Entonces, ¿por qué hay voces tan vehementes en contra? ¿Por qué una estructura diseñada para garantizar la participación, la diversidad y la ética genera tanto rechazo en algunos sectores? Tal vez la respuesta no esté en lo que el colegio hace, sino en lo que impide. El CPOL pone fin al desorden, al uso libre de un título profesional, a la fragmentación de la comunidad politológica. Y ese nuevo orden amenaza ciertos intereses: redes informales, espacios de poder sin control, cuotas de influencia que hasta ahora no respondían a nadie.

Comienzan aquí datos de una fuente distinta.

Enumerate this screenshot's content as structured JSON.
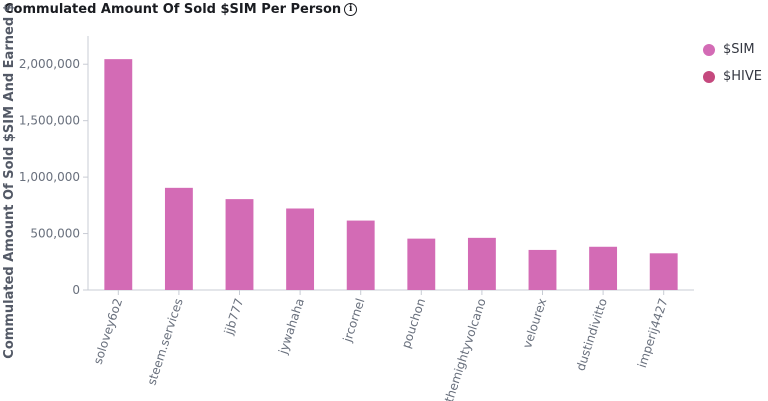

Es legítimo que se critique y se propongan mejoras. Pero cuando el rechazo se mantiene incluso frente a un diseño inclusivo, democrático y plural, cabe preguntarse si no hay detrás un temor a perder privilegios más que un verdadero interés por proteger derechos. Porque lo cierto es que el colegio no impone una verdad única: garantiza que todas las voces tengan un espacio para escucharse y decidir en común.
Quizá quienes más se oponen son, precisamente, los que más cómodos han estado ejerciendo de politólogos sin rendirle cuentas a nadie. Hoy estamos frente a una disyuntiva: construir una comunidad profesional fuerte o perpetuar la dispersión y el desamparo institucional. Entre quienes quieren dignificar la Ciencia Política y quienes prefieren mantenerla fragmentada, la elección no debería ser difícil.